Today I wanted to document how the auto-stop code works, this is now one of my favorite features of SAMI because it allows to do any other thing in the main controller while SAMI takes care of speed and traveled distance and then stop automatically using precision PID control. With some extra sensors like an IMU and a little bit of coordination in the main control to all SAMI's it can really do a big difference when controlling robot movements. 

So here is the code that powers this feature:

if (I2C_buffer.data.DISTANCE != 0 && loadDistance == 0) {
                        loadDistance = 1;
                        auxDistance = I2C_buffer.data.DISTANCE;
                        I2C_buffer.data.DISTANCE = 0;
                        stable = 0;
                    } else {
                        calculate_pidM(calculate_pidA(auxDistance));
                        if (auxDistance >= I2C_buffer.data.DISTANCE - ATS_tolerance && auxDistance <= I2C_buffer.data.DISTANCE + ATS_tolerance) {
                            stable++;
                            if (stable > stable_time) //travel distance stable at desired value for at least some time
                            {
                                loadDistance = 0;
                                M_control(0);
                                I2C_buffer.data.START_STOP = 0;
                            }
                        } else {
                            stable = 0;
                        }
                    }

As you can see when you first set the desired distance it loads into a temporal variable and then clears the register and sets a flag to know that it has been set-up. After that the algorithm starts running, we use the previously discussed PID control equations, but this time using the desired distance as the setpoint, the encoder traveled distance as an input and the output is going to be the RPM's to run the motor. They can't be higher that the RPM's limit set by the user. 

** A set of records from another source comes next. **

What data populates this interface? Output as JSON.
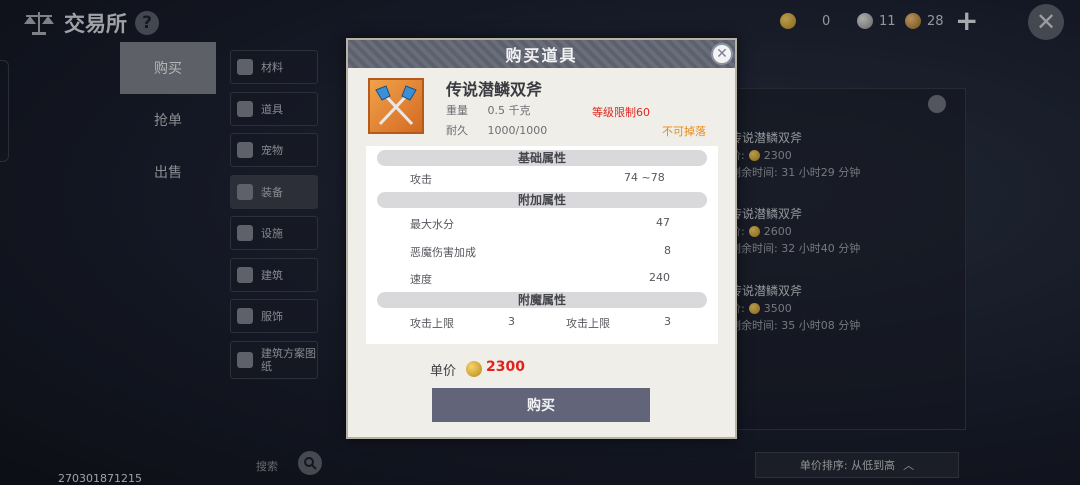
{
  "header": {
    "title": "交易所",
    "help_icon": "?",
    "currencies": [
      {
        "icon": "gold-coin-icon",
        "value": "0"
      },
      {
        "icon": "silver-coin-icon",
        "value": "11"
      },
      {
        "icon": "bronze-coin-icon",
        "value": "28"
      }
    ],
    "add_icon": "+"
  },
  "left_tabs": [
    "购买",
    "抢单",
    "出售"
  ],
  "categories": [
    "材料",
    "道具",
    "宠物",
    "装备",
    "设施",
    "建筑",
    "服饰",
    "建筑方案图纸"
  ],
  "search_label": "搜索",
  "uid": "270301871215",
  "listings": [
    {
      "name": "传说潜鳞双斧",
      "price_prefix": "价:",
      "price": "2300",
      "time": "剩余时间: 31 小时29 分钟"
    },
    {
      "name": "传说潜鳞双斧",
      "price_prefix": "价:",
      "price": "2600",
      "time": "剩余时间: 32 小时40 分钟"
    },
    {
      "name": "传说潜鳞双斧",
      "price_prefix": "价:",
      "price": "3500",
      "time": "剩余时间: 35 小时08 分钟"
    }
  ],
  "sort_label": "单价排序: 从低到高",
  "modal": {
    "title": "购买道具",
    "item_name": "传说潜鳞双斧",
    "item_icon": "twin-axes-icon",
    "weight_label": "重量",
    "weight_value": "0.5 千克",
    "durability_label": "耐久",
    "durability_value": "1000/1000",
    "level_req": "等级限制60",
    "no_drop": "不可掉落",
    "sections": {
      "basic": "基础属性",
      "extra": "附加属性",
      "enchant": "附魔属性"
    },
    "basic_attrs": [
      {
        "label": "攻击",
        "value": "74 ~78"
      }
    ],
    "extra_attrs": [
      {
        "label": "最大水分",
        "value": "47"
      },
      {
        "label": "恶魔伤害加成",
        "value": "8"
      },
      {
        "label": "速度",
        "value": "240"
      }
    ],
    "enchant_attrs": [
      {
        "label": "攻击上限",
        "value": "3"
      },
      {
        "label": "攻击上限",
        "value": "3"
      }
    ],
    "price_label": "单价",
    "price_value": "2300",
    "buy_label": "购买"
  },
  "colors": {
    "modal_bg": "#efeee8",
    "price_red": "#e2231b",
    "level_red": "#e0261e",
    "no_drop_orange": "#e98a17",
    "buy_button": "#62657a"
  }
}
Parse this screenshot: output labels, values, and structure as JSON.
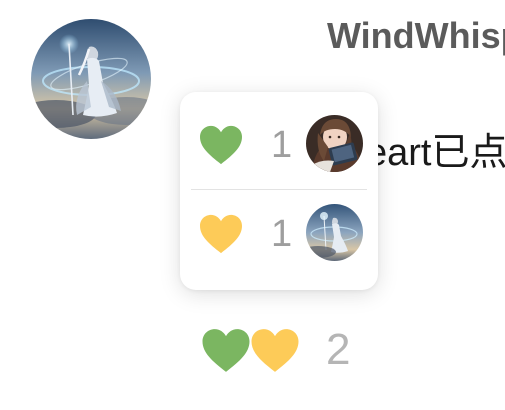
{
  "post": {
    "username": "WindWhisp",
    "message_fragment": "eart已点"
  },
  "reactions_popover": {
    "rows": [
      {
        "icon": "green-heart-icon",
        "color": "#7bb661",
        "count": "1",
        "user_avatar": "anime-girl-reading-avatar"
      },
      {
        "icon": "yellow-heart-icon",
        "color": "#fdcb58",
        "count": "1",
        "user_avatar": "fantasy-sorceress-avatar"
      }
    ]
  },
  "reaction_summary": {
    "icons": [
      "green-heart-icon",
      "yellow-heart-icon"
    ],
    "total": "2"
  },
  "colors": {
    "green_heart": "#7bb661",
    "yellow_heart": "#fdcb58",
    "count_text": "#9e9e9e"
  }
}
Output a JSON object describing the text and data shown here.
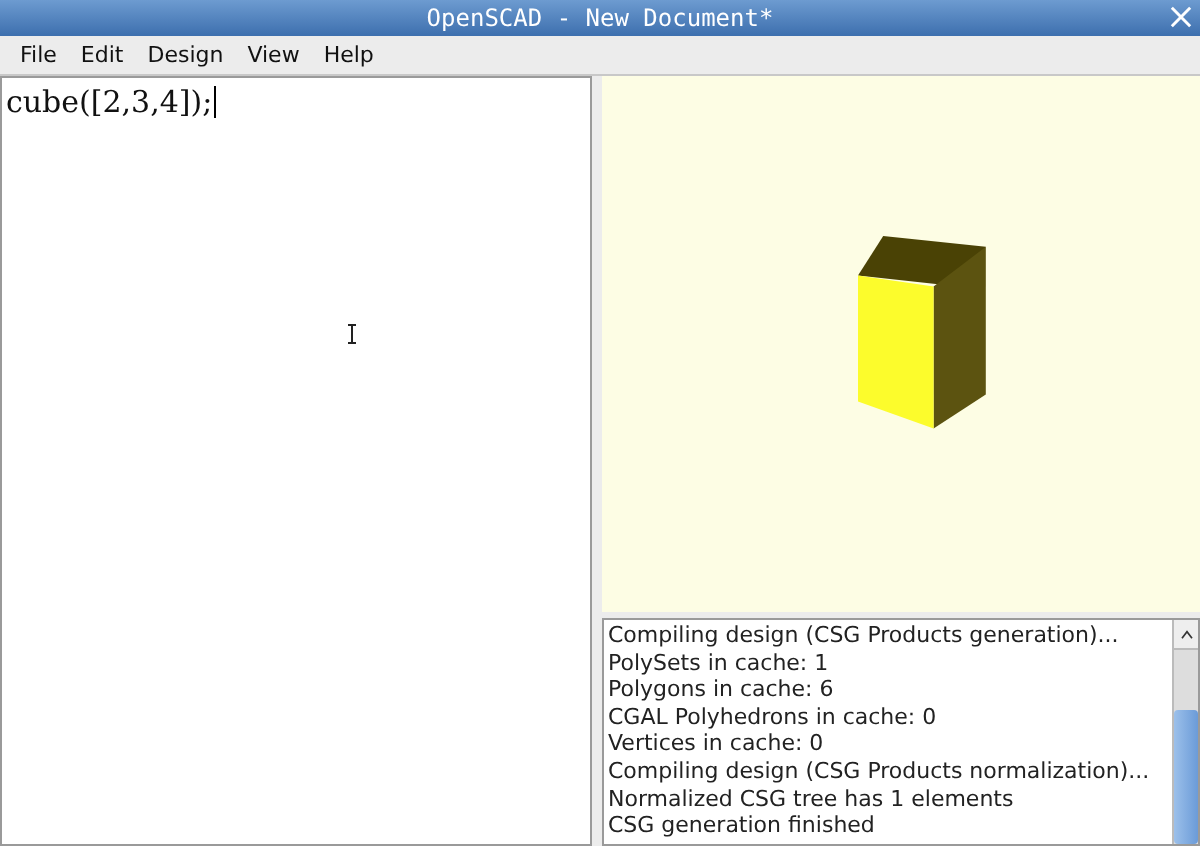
{
  "window": {
    "title": "OpenSCAD - New Document*"
  },
  "menu": [
    "File",
    "Edit",
    "Design",
    "View",
    "Help"
  ],
  "editor": {
    "value": "cube([2,3,4]);"
  },
  "console": {
    "lines": [
      "Compiling design (CSG Products generation)...",
      "PolySets in cache: 1",
      "Polygons in cache: 6",
      "CGAL Polyhedrons in cache: 0",
      "Vertices in cache: 0",
      "Compiling design (CSG Products normalization)...",
      "Normalized CSG tree has 1 elements",
      "CSG generation finished"
    ]
  }
}
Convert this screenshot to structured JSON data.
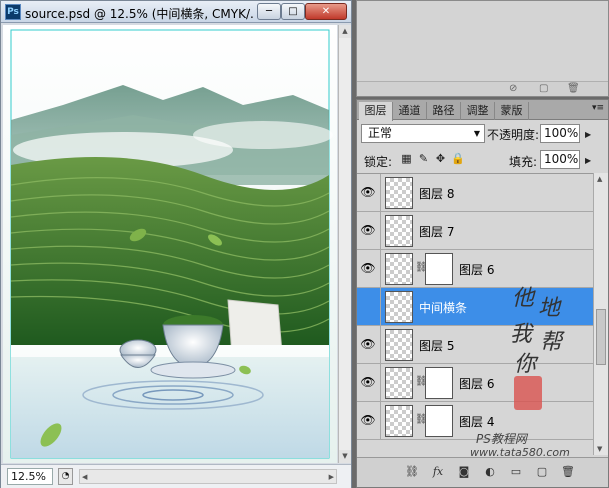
{
  "document": {
    "title": "source.psd @ 12.5% (中间横条, CMYK/...",
    "app_icon": "Ps",
    "zoom": "12.5%",
    "buttons": {
      "minimize": "─",
      "maximize": "□",
      "close": "✕"
    }
  },
  "layers_panel": {
    "tabs": [
      {
        "label": "图层",
        "active": true
      },
      {
        "label": "通道",
        "active": false
      },
      {
        "label": "路径",
        "active": false
      },
      {
        "label": "调整",
        "active": false
      },
      {
        "label": "蒙版",
        "active": false
      }
    ],
    "blend_mode": "正常",
    "opacity_label": "不透明度:",
    "opacity_value": "100%",
    "lock_label": "锁定:",
    "fill_label": "填充:",
    "fill_value": "100%",
    "layers": [
      {
        "name": "图层 8",
        "visible": true,
        "has_mask": false,
        "selected": false
      },
      {
        "name": "图层 7",
        "visible": true,
        "has_mask": false,
        "selected": false
      },
      {
        "name": "图层 6",
        "visible": true,
        "has_mask": true,
        "selected": false
      },
      {
        "name": "中间横条",
        "visible": false,
        "has_mask": false,
        "selected": true
      },
      {
        "name": "图层 5",
        "visible": true,
        "has_mask": false,
        "selected": false
      },
      {
        "name": "图层 6",
        "visible": true,
        "has_mask": true,
        "selected": false
      },
      {
        "name": "图层 4",
        "visible": true,
        "has_mask": true,
        "selected": false
      }
    ]
  },
  "watermark": {
    "chars": [
      "他",
      "地",
      "我",
      "帮",
      "你"
    ],
    "site_cn": "PS教程网",
    "url": "www.tata580.com"
  },
  "colors": {
    "selection": "#3d8ee8",
    "panel_bg": "#d6d6d6",
    "close_button": "#c0392b"
  }
}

Now this is the important part, we have a flag to stop the motor when we reach the desired position, otherwise it will run forever making the motor overheat and also shaky due to the algorithm trying to hold the position. So to prevent that I have make a clever condition that basically waits some time before disabling the controller only if it is stable in the desired position. Obviously the desire position has a range up and down, because it will be almost impossible for a common DC motor to make too precise movements.

After the algorithm stops the motor when done, also clears the running condition flag in the driver. So now the host controller will now that SAMI has done and is ready to receive a new order. Pretty useful for sequencing moves in a robot without the "delay thing" hassle.